# Max brad nailer



## sreill (Feb 4, 2012)

No one around here has the new model? 

http://www.google.com/m/products/ca...a=X&ei=SG1bT5fhD6Lh0QHtoZ3iDw&ved=0CD0Q8wIwAA


----------



## bconley (Mar 8, 2009)

The Max reps were at the local Lowes yesterday, I didn't have time to check them out but it seems they will be available at Lowes soon.
I'm wondering if they will be out on the floor or just special order.


----------



## Rustbucket (May 22, 2009)

bconley said:


> The Max reps were at the local Lowes yesterday, I didn't have time to check them out but it seems they will be available at Lowes soon.
> I'm wondering if they will be out on the floor or just special order.

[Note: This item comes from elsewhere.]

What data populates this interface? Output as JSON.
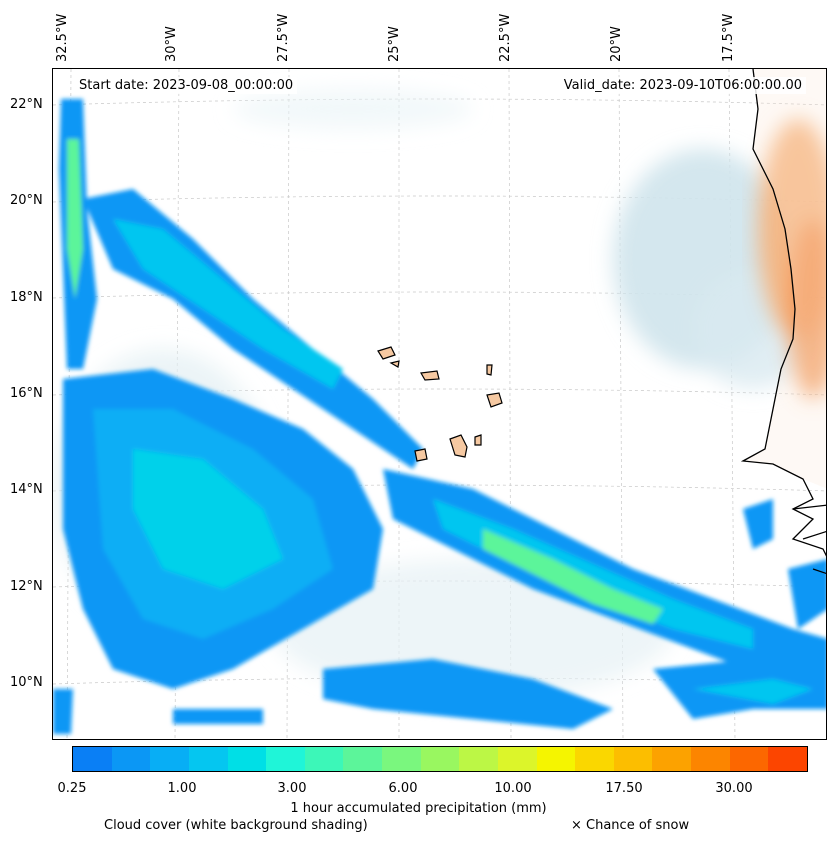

Hmmm.... Max redesigns their brad nailers, drops the price by 70%, and starts to sell them at Lowe's.... :whistling

Anybody else feeling a little queasy?


----------



## GRB (Feb 23, 2009)

Rustbucket said:


> Hmmm.... Max redesigns their brad nailers, drops the price by 70%, and starts to sell them at Lowe's.... :whistling
> 
> Anybody else feeling a little queasy?


Shades of Porter Cable, perhaps? :sad:


----------



## Gary H (Dec 10, 2008)

If I was a betting man, That sure seems like the same path that Max is taking. Another tool that we will be talking about how good they used to be. Will the price drop on the 400 psi system? The compresser alone is around $1800.


----------



## Burns-Built (May 8, 2009)

I was just at a trade show this past weekend. Saw a rep there with a max roofing gun and got to talking about their finish guns. I just ordered a 15 guage angled gun and was looking for their 2" brad nailer, the nf255 st18. I told him i've been looking but they aren't any! Everywhere you go they are discontinued.  He says to me I have one left, i was like I"LL TAKE IT!! :clap: So if you can find one grab it, cuz the new one looks like half the gun the st18 is.


----------



## dkillianjr (Aug 28, 2006)

Rustbucket said:


> Hmmm.... Max redesigns their brad nailers, drops the price by 70%, and starts to sell them at Lowe's.... :whistling
> 
> Anybody else feeling a little queasy?




I saw a couple max guns on the home crepots website the other day, it looks like they have some cheaper models out now. Maybe just for crepot and loews. They look a little cheasy to me. 


Dave


----------



## Gary H (Dec 10, 2008)

Our tool store contacted the max factory and all the guns are gone The Max rep is contacting his dealers to see if they have any left. Looks like if I find one, I won't be getting any special deals on it. The salesman said that since Max discontinued a bunch of the jap guns, they sold out of them very quickly. Looks like everybody wants to get all the good guns before they are gone.


----------